For a brief history lesson, according to Wikipedia, “Horse breeds are loosely divided into three categories based on general temperament: spirited “hot bloods” with speed and endurance; “cold bloods”, such as draft horses and some ponies, suitable for slow, heavy work; and “warmbloods”, developed from crosses between hot bloods and cold bloods, often focusing on creating breeds for specific riding purposes, particularly in Europe. There are over 300 breeds of horses in the world today, developed for many different uses. “
“The wild horse (Equus ferus) is a species of the genusEquus, which includes as subspecies both the domesticated horse as well as the undomesticated Tarpan and Przewalski’s Horse. The Tarpan became extinct in the 19th century, and Przewalski’s Horse was saved from the brink of extinction and reintroduced successfully to the wild. The most likely ancestor of the domestic horse was the Tarpan, which roamed the steppes of Eurasia at the time of domestication. Since the extinction of the Tarpan, attempts have been made to reconstruct the phenotype of the Tarpan, resulting in horse breeds such as the Konik and Heck horse. However, the genetic makeup and foundation bloodstock of those breeds is substantially derived from domesticated horses, and therefore these breeds possess domesticated traits.”
“The term “wild horse” is also used colloquially to refer to free roaming herds of feral horses such as the Mustang in the United States, the Brumby in Australia, and many others. These feral horses are untamed members of the domestic horse subspecies (Equus ferus caballus), and should not be confused with the two truly “wild” horse subspecies.” 
I have been fortunate to have witnessed a herd of wild horses when in Idaho a few years ago. This partiular herd was ecclectic. There were two obvious Thoroughbreds, both with evidence of presumably racetrack injuries. One appeared to have suffered a torn suspensory, the other a bowed tendon. Both got around well. There were two mares of what looked to be mixed breed. The term “grade” is often used as a description for these types of horses. Both had foals as their sides; the apparent offspring of the stallion leading the herd. They had his spitting-image head and roman nose.
I was on horseback, along with three other riders, so we were able to get fairly close to the herd. Our horses seemed confident at this presumably safe distance and vantage point, until the stallion raised his head high and stomped the ground. Three of our horses froze right on the spot, and one started backing up. We’d come as close as this stallion was going to allow.
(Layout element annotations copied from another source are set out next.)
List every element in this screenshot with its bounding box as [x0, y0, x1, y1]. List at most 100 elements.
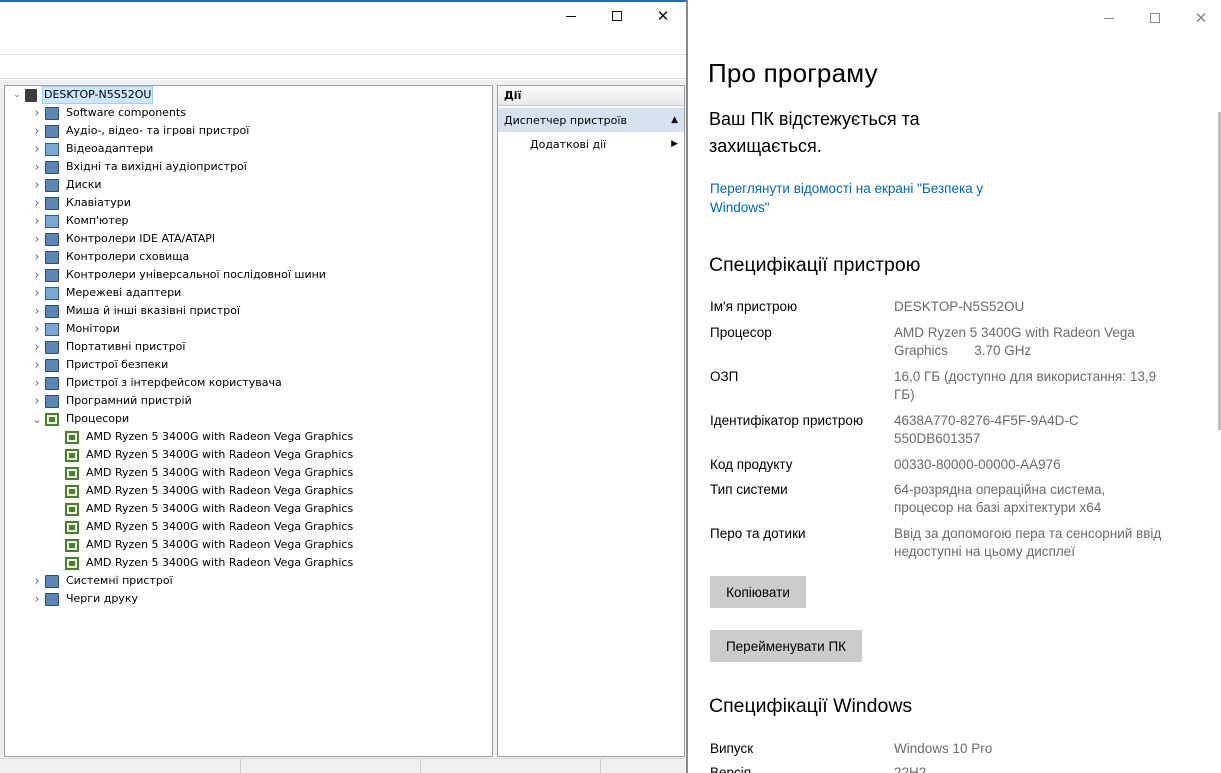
device-tree[interactable]: ⌄ DESKTOP-N5S52OU › Software components › А…: [4, 85, 493, 757]
maximize-button[interactable]: [1132, 6, 1178, 30]
spec-value: 00330-80000-00000-AA976: [894, 457, 1061, 472]
tree-root-label: DESKTOP-N5S52OU: [42, 86, 154, 104]
expand-chevron-icon[interactable]: ›: [29, 248, 45, 266]
tree-category-label: Пристрої безпеки: [66, 358, 169, 371]
tree-category[interactable]: › Програмний пристрій: [29, 392, 194, 410]
tree-category[interactable]: › Комп'ютер: [29, 212, 130, 230]
expand-chevron-icon[interactable]: ›: [29, 284, 45, 302]
expand-chevron-icon[interactable]: ›: [29, 122, 45, 140]
device-manager-body: ⌄ DESKTOP-N5S52OU › Software components › А…: [0, 80, 686, 760]
spec-value: DESKTOP-N5S52OU: [894, 299, 1025, 314]
processor-item[interactable]: AMD Ryzen 5 3400G with Radeon Vega Graph…: [65, 464, 355, 482]
expand-chevron-icon[interactable]: ›: [29, 302, 45, 320]
actions-pane: Дії Диспетчер пристроїв ▲ Додаткові дії …: [497, 85, 685, 757]
processor-item[interactable]: AMD Ryzen 5 3400G with Radeon Vega Graph…: [65, 536, 355, 554]
tree-category[interactable]: › Відеоадаптери: [29, 140, 155, 158]
tree-category[interactable]: › Вхідні та вихідні аудіопристрої: [29, 158, 249, 176]
close-button[interactable]: ✕: [1178, 6, 1221, 30]
tree-category-label: Програмний пристрій: [66, 394, 192, 407]
tree-category[interactable]: › Портативні пристрої: [29, 338, 187, 356]
tree-category[interactable]: › Аудіо-, відео- та ігрові пристрої: [29, 122, 251, 140]
disk-drive-icon: [45, 178, 59, 192]
spec-value: AMD Ryzen 5 3400G with Radeon Vega Graph…: [894, 325, 1139, 358]
status-divider: [600, 759, 601, 773]
expand-chevron-icon[interactable]: ›: [29, 356, 45, 374]
tree-category-label: Пристрої з інтерфейсом користувача: [66, 376, 282, 389]
minimize-button[interactable]: [548, 4, 594, 28]
tree-category-label: Миша й інші вказівні пристрої: [66, 304, 241, 317]
mouse-icon: [45, 304, 59, 318]
collapse-up-icon[interactable]: ▲: [671, 115, 678, 125]
spec-key: Випуск: [710, 741, 754, 756]
more-actions-item[interactable]: Додаткові дії ▶: [498, 132, 684, 156]
processor-item[interactable]: AMD Ryzen 5 3400G with Radeon Vega Graph…: [65, 446, 355, 464]
expand-chevron-icon[interactable]: ›: [29, 230, 45, 248]
keyboard-icon: [45, 196, 59, 210]
tree-category[interactable]: › Контролери IDE ATA/ATAPI: [29, 230, 217, 248]
copy-button[interactable]: Копіювати: [710, 576, 806, 608]
expand-chevron-icon[interactable]: ›: [29, 158, 45, 176]
expand-chevron-icon[interactable]: ›: [29, 104, 45, 122]
tree-category-label: Відеоадаптери: [66, 142, 154, 155]
tree-category-label: Software components: [66, 106, 186, 119]
spec-value: 22H2: [894, 765, 927, 773]
processor-label: AMD Ryzen 5 3400G with Radeon Vega Graph…: [86, 484, 354, 497]
tree-category[interactable]: › Software components: [29, 104, 188, 122]
hid-device-icon: [45, 376, 59, 390]
monitor-icon: [45, 322, 59, 336]
tree-category[interactable]: › Монітори: [29, 320, 122, 338]
tree-category[interactable]: › Контролери універсальної послідовної ши…: [29, 266, 328, 284]
spec-key: ОЗП: [710, 369, 739, 384]
tree-root[interactable]: ⌄ DESKTOP-N5S52OU: [9, 86, 154, 104]
expand-chevron-icon[interactable]: ›: [29, 374, 45, 392]
processor-item[interactable]: AMD Ryzen 5 3400G with Radeon Vega Graph…: [65, 518, 355, 536]
processor-icon: [65, 448, 79, 462]
maximize-button[interactable]: [594, 4, 640, 28]
tree-category[interactable]: › Мережеві адаптери: [29, 284, 183, 302]
expand-chevron-icon[interactable]: ›: [29, 338, 45, 356]
tree-category[interactable]: › Пристрої безпеки: [29, 356, 170, 374]
tree-category[interactable]: › Системні пристрої: [29, 572, 175, 590]
expand-chevron-icon[interactable]: ›: [29, 194, 45, 212]
expand-chevron-icon[interactable]: ›: [29, 320, 45, 338]
print-queue-icon: [45, 592, 59, 606]
tree-category-label: Системні пристрої: [66, 574, 173, 587]
security-link[interactable]: Переглянути відомості на екрані "Безпека…: [710, 179, 1010, 217]
tree-category-label: Процесори: [66, 412, 130, 425]
expand-chevron-icon[interactable]: ›: [29, 176, 45, 194]
tree-category-label: Комп'ютер: [66, 214, 129, 227]
spec-value: Windows 10 Pro: [894, 741, 993, 756]
computer-root-icon: [25, 88, 37, 102]
expand-chevron-icon[interactable]: ›: [29, 572, 45, 590]
tree-category-label: Диски: [66, 178, 102, 191]
close-button[interactable]: ✕: [640, 4, 686, 28]
tree-category[interactable]: › Клавіатури: [29, 194, 133, 212]
submenu-arrow-icon: ▶: [671, 139, 678, 149]
tree-category[interactable]: › Миша й інші вказівні пристрої: [29, 302, 242, 320]
device-specs-heading: Специфікації пристрою: [709, 254, 921, 276]
actions-group-device-manager[interactable]: Диспетчер пристроїв ▲: [498, 108, 684, 132]
processor-item[interactable]: AMD Ryzen 5 3400G with Radeon Vega Graph…: [65, 554, 355, 572]
expand-chevron-icon[interactable]: ›: [29, 590, 45, 608]
expand-chevron-icon[interactable]: ›: [29, 212, 45, 230]
tree-category[interactable]: › Контролери сховища: [29, 248, 191, 266]
rename-pc-button[interactable]: Перейменувати ПК: [710, 630, 862, 662]
collapse-chevron-icon[interactable]: ⌄: [29, 410, 45, 428]
spec-key: Процесор: [710, 325, 772, 340]
expand-chevron-icon[interactable]: ›: [29, 140, 45, 158]
expand-chevron-icon[interactable]: ›: [29, 266, 45, 284]
tree-category[interactable]: › Диски: [29, 176, 104, 194]
expand-chevron-icon[interactable]: ›: [29, 392, 45, 410]
processor-item[interactable]: AMD Ryzen 5 3400G with Radeon Vega Graph…: [65, 500, 355, 518]
processor-item[interactable]: AMD Ryzen 5 3400G with Radeon Vega Graph…: [65, 482, 355, 500]
tree-category[interactable]: › Черги друку: [29, 590, 140, 608]
processor-item[interactable]: AMD Ryzen 5 3400G with Radeon Vega Graph…: [65, 428, 355, 446]
menu-bar: [0, 33, 686, 55]
minimize-button[interactable]: [1086, 6, 1132, 30]
tree-category[interactable]: ⌄ Процесори: [29, 410, 131, 428]
tree-category[interactable]: › Пристрої з інтерфейсом користувача: [29, 374, 284, 392]
collapse-chevron-icon[interactable]: ⌄: [9, 86, 25, 104]
system-device-icon: [45, 574, 59, 588]
tree-category-label: Мережеві адаптери: [66, 286, 182, 299]
processor-label: AMD Ryzen 5 3400G with Radeon Vega Graph…: [86, 520, 354, 533]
One of the horses in the herd looked to be ancient, but quite content. All were in good flesh, even the old timer, respectfully. When one of the foals took a step in our direction, the stallion was the one to correct it, with pinned ears and a look. The mare then put herself between the stallion and the foal, and all went back to grazing. This was a small herd in comparison to some we’d heard of roaming this area. There was plenty of grass.
We turned and rode back to the ranch in awe. We hadn’t gone looking for a wild herd, but we found one. The locals in Idaho refer to this type of herd as “Mustangs.”
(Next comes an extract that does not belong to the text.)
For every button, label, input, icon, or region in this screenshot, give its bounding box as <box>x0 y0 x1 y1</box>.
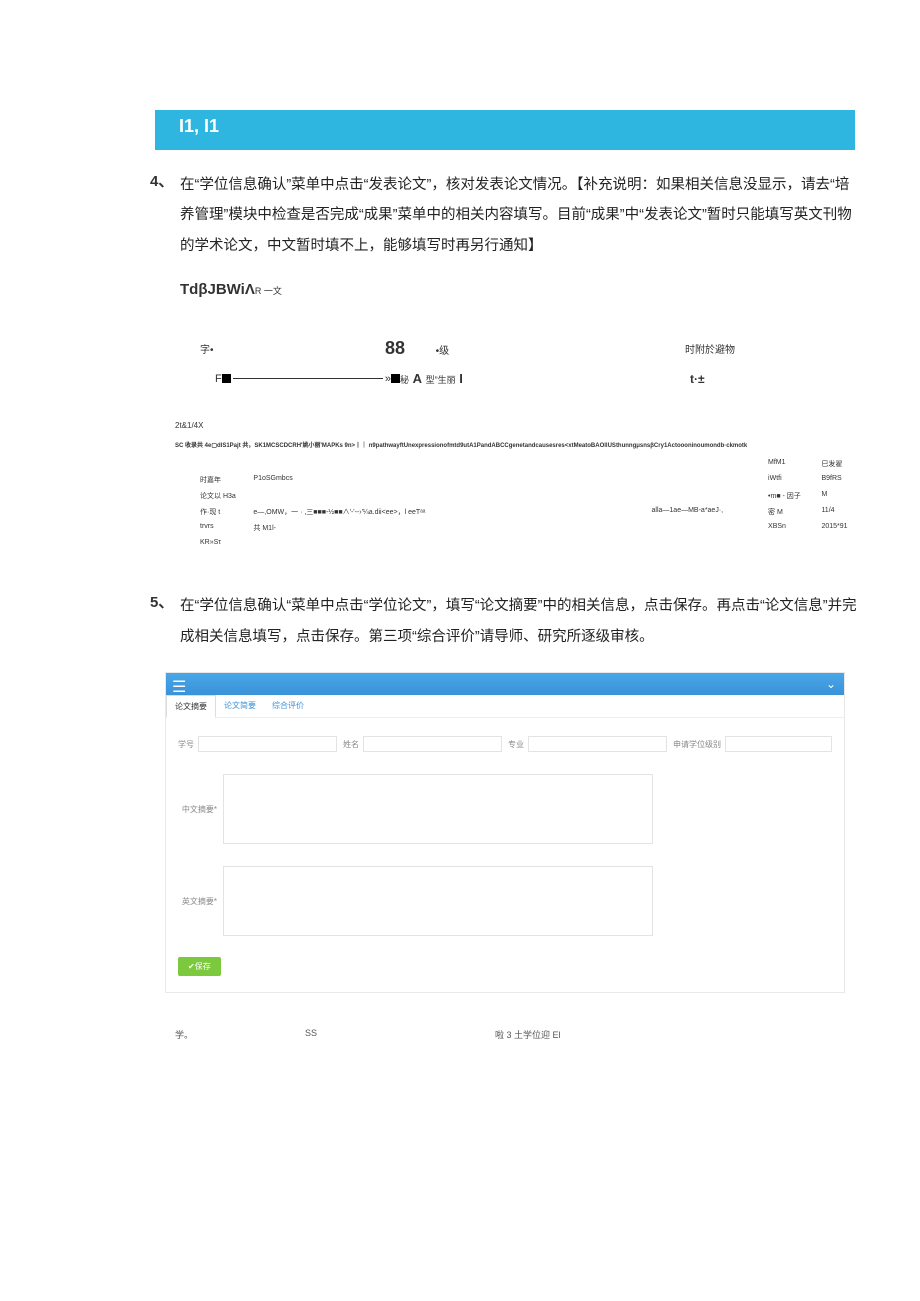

“A Mustang is a free-roaming feral horse of the North Americanwest that first descended from horses brought to the Americas by the Spanish. Mustangs are often referred to as wild horses, but the more correct term is feral horses. In 1971, the United States Congress recognized Mustangs as “living symbols of the historic and pioneer spirit of the West, which continue to contribute to the diversity of life forms within the Nation and enrich the lives of the American people.” Today, Mustang herds vary in the degree to which they can be traced to original Iberian horses. Some contain a greater genetic mixture of ranch stock and more recent breed releases, while others are relatively unchanged from the original Iberian stock, most strongly represented in the most isolated populations,” says Wikipedia.
“Today, the Mustang population is managed and protected by the Bureau of Land Management. Controversy surrounds the sharing of land and resources by the free ranging Mustangs with the livestock of the ranching industry, and also with the methods with which the federal government manages the wild population numbers.” 
The term “Mustang” seems to imply any horse running wild. I think if I were a horse, I’d want to be running wild. Even more importantly, I would want someone out there on my side, so that I could live out this life in the wild, unharmed. If I were domesticated and treated well, so be it. But recalling that herd, their contentment, their way of life, I think their biggest requests would be, please don’t hurt us. Don’t run us down with helicopters. Don’t mistreat us. Don’t cut off our water supply. Don’t sell us for meat. Please, just leave us be. “We thank you.”